F13.5 — Transtornos mentais e comportamentais devidos ao uso de sedativos e hipnóticos – transtorno psicótico

  • psicose por benzodiazepínicos
  • psicose induzida por hipnóticos
  • transtorno psicótico por sedativos

O CID F13.5 designa um transtorno psicótico que surge em associação com uso de sedativos e hipnóticos, caracterizado por delírios e/ou alucinações significativas. Aparece quando alterações psicóticas são melhor explicadas pelo efeito direto dessas substâncias, durante uso, intoxicação aguda ou abstinência. Não inclui episódios de intoxicação sem sintomas psicóticos nem formas de dependência sem manifestação psicótica predominante. Também não cobre transtornos psicóticos primários (como esquizofrenia) quando estes não são atribuíveis ao uso de sedativos/hipnóticos.


Em palavras simples

Receber o código CID F13.5 significa que os profissionais identificaram uma condição psicótica (como ver ou ouvir coisas que outras pessoas não percebem, ou acreditar firmemente em ideias falsas) e que essa alteração da realidade está ligada ao uso de sedativos ou hipnóticos. Ou seja, os sintomas de perda de contato com a realidade parecem ter começado durante o uso, após uma dose excessiva, ou na retirada dessas medicações.

Você pode estar sentindo coisas como ouvir vozes, ver imagens que não existem, ter pensamentos persecutórios ou crenças estranhas, além de confusão, dificuldade para organizar o pensamento e alterações do sono. Sintomas iniciais comuns são agitação, inquietação, sono ruim e dificuldade para concentrar. É frequente que também haja cansaço, alterações no apetite ou mudanças no intestino quando há descontrole do uso de remédios sedativos.

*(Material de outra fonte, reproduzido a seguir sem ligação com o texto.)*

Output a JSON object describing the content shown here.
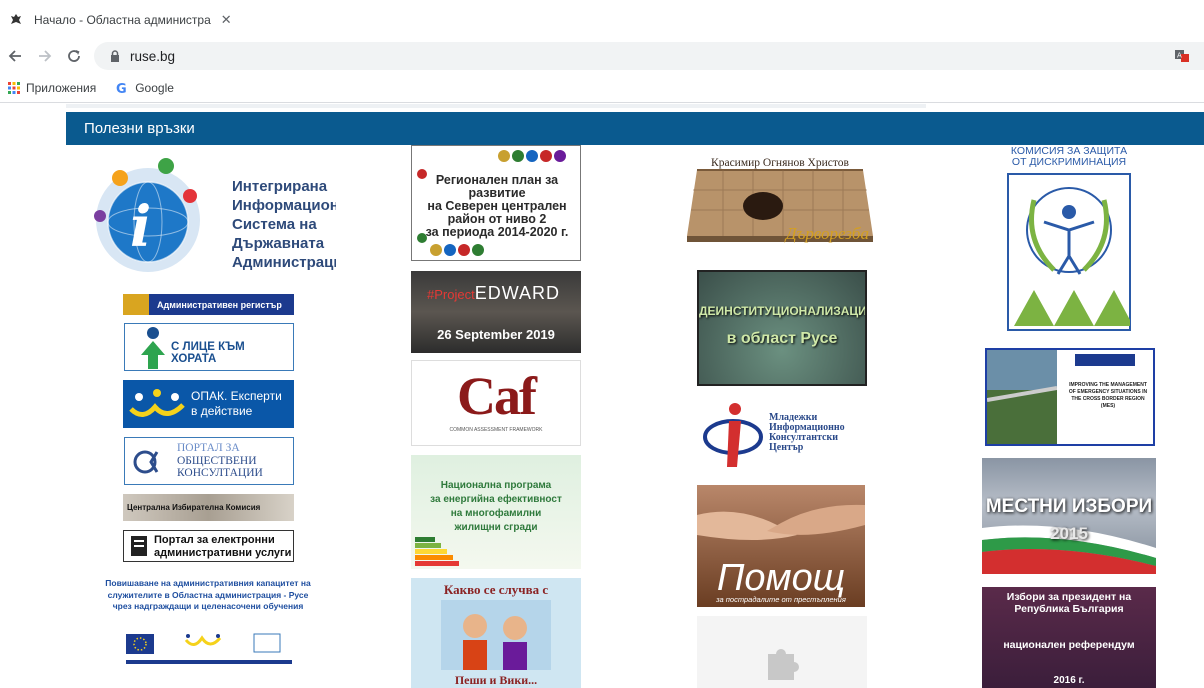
{
  "browser": {
    "tab_title": "Начало - Областна администра",
    "tab_close": "✕",
    "url": "ruse.bg",
    "bookmarks": [
      {
        "label": "Приложения",
        "icon": "apps-grid-icon"
      },
      {
        "label": "Google",
        "icon": "google-g-icon"
      }
    ]
  },
  "section": {
    "title": "Полезни връзки"
  },
  "col1": {
    "iisda": [
      "Интегрирана",
      "Информационна",
      "Система на",
      "Държавната",
      "Администрация"
    ],
    "adm_register": "Административен регистър",
    "face_to_people": "С ЛИЦЕ КЪМ ХОРАТА",
    "opak": [
      "ОПАК. Експерти",
      "в действие"
    ],
    "portal": [
      "ПОРТАЛ ЗА",
      "ОБЩЕСТВЕНИ",
      "КОНСУЛТАЦИИ"
    ],
    "cik": "Централна Избирателна Комисия",
    "eservices": [
      "Портал за електронни",
      "административни услуги"
    ],
    "capacity": [
      "Повишаване на административния капацитет на",
      "служителите в Областна администрация - Русе",
      "чрез надграждащи и целенасочени обучения"
    ]
  },
  "col2": {
    "regplan": [
      "Регионален план за развитие",
      "на Северен централен",
      "район от ниво 2",
      "за периода 2014-2020 г."
    ],
    "edward_tag": "#Project",
    "edward_name": "EDWARD",
    "edward_date": "26 September 2019",
    "caf": "Caf",
    "caf_sub": "COMMON ASSESSMENT FRAMEWORK",
    "energy": [
      "Национална програма",
      "за енергийна ефективност",
      "на многофамилни",
      "жилищни сгради"
    ],
    "kakvo_title": "Какво се случва с",
    "kakvo_bottom": "Пеши и Вики..."
  },
  "col3": {
    "stone_name": "Красимир Огнянов Христов",
    "stone_sub": "Дърворезба",
    "deinst": [
      "ДЕИНСТИТУЦИОНАЛИЗАЦИЯТА",
      "в област Русе"
    ],
    "mikc": [
      "Младежки",
      "Информационно",
      "Консултантски",
      "Център"
    ],
    "pomosht": "Помощ",
    "pomosht_sub": "за пострадалите от престъпления"
  },
  "col4": {
    "komisia": [
      "КОМИСИЯ ЗА ЗАЩИТА",
      "ОТ ДИСКРИМИНАЦИЯ"
    ],
    "bridge": "IMPROVING THE MANAGEMENT OF EMERGENCY SITUATIONS IN THE CROSS BORDER REGION (MES)",
    "izbori": "МЕСТНИ ИЗБОРИ",
    "izbori_year": "2015",
    "president": [
      "Избори за президент на",
      "Република България"
    ],
    "president_mid": "национален референдум",
    "president_year": "2016 г."
  },
  "colors": {
    "header_blue": "#0a5a8f",
    "page_bg": "#ffffff"
  }
}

Quanto à gravidade, a psicose é uma condição séria porque altera a percepção e o comportamento, mas nem sempre significa doença permanente. Em muitos casos relacionados a sedativos e hipnóticos ela melhora quando a medicação é revista, quando há monitoramento médico e quando são tomadas medidas de suporte. A duração varia: alguns episódios são agudos e resolvem em dias a semanas, outros podem necessitar de acompanhamento psiquiátrico mais prolongado.

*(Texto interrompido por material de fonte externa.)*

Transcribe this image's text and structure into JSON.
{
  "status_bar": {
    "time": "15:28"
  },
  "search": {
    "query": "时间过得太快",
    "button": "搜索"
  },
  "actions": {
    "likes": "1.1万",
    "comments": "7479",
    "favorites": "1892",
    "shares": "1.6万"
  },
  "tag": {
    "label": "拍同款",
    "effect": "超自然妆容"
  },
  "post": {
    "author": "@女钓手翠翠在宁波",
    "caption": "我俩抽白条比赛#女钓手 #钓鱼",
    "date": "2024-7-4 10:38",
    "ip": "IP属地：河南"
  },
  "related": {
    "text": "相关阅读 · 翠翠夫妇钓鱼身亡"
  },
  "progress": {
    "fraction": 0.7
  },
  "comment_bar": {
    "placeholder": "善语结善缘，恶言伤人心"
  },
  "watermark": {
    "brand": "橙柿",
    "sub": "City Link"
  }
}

O caminho comum após este diagnóstico inclui observação e estabilização em ambiente médico, investigação para excluir outras causas (exames de sangue, imagens se necessário) e retorno com psiquiatria para acompanhar os sintomas. Dependendo da gravidade, pode haver necessidade de internação temporária; em outros casos o tratamento e o acompanhamento são ambulatoriais. Em termos de trabalho, a necessidade de afastamento depende da gravidade clínica e deve ser documentada pelo médico.

Em casa, observe sinais de piora como aumento das vozes, comandos para fazer danos, desorientação crescente, incapacidade para se cuidar ou sinais de intoxicação grave (dificuldade para respirar, perda de consciência). Procure ajuda sem esperar se houver risco de agressão, automutilação, ou se a pessoa não estiver conseguindo se alimentar e se manter segura. Se possível, peça a um familiar ou acompanhante para ajudar a relatar a história de uso de medicação ao profissional de saúde.

Quando usar este código

Use este código quando houver sinais claros de psicose (delírios, alucinações, discurso desorganizado ou comportamento muito desorganizado) que sejam atribuíveis ao uso de sedativos ou hipnóticos. O vínculo temporal (início durante intoxicação, uso prolongado ou na abstinência) e a avaliação clínica que mostre relação causal com a substância sustentam a escolha deste código. Não escolha este subcódigo para efeitos sedativos simples, ansiedade crônica sem sintomas psicóticos ou síndrome de abstinência sem elementos psicóticos.

Não confunda com

F13.0 (Intoxicação aguda por sedativos e hipnóticos) — critério que separa: F13.0 refere-se a alterações imediatas da consciência ou do comportamento durante intoxicação sem presença predominante de delírios/ alucinações persistentes; F13.5 exige perda da realidade com delírios/ alucinações atribuíveis à substância. F13.4 (Síndrome de abstinência por sedativos e hipnóticos) — critério que separa: F13.4 abrange sintomas típicos de abstinência (ansiedade, insônia, tremor) sem psicose persistente; quando a abstinência inclui delírios ou alucinações que justificam o diagnóstico, codifica-se F13.5. F13.9 — critério que separa: F13.9 é usado quando há evidência de relação com a substância, mas os sintomas não atendem a uma categoria definida; F13.5 exige critérios formais de transtorno psicótico atribuível à substância.

O que é

Transtorno psicótico devido ao uso de sedativos e hipnóticos é uma condição em que o uso, intoxicação ou abstinência de medicamentos sedativos ou hipnóticos desencadeia perda de contato com a realidade. Isso inclui delírios firmes (crenças falsas mantidas com convicção) e alucinações (percepções sem estímulo externo), que surgem no contexto temporal da exposição à substância e não são melhor explicadas por um transtorno psicótico primário.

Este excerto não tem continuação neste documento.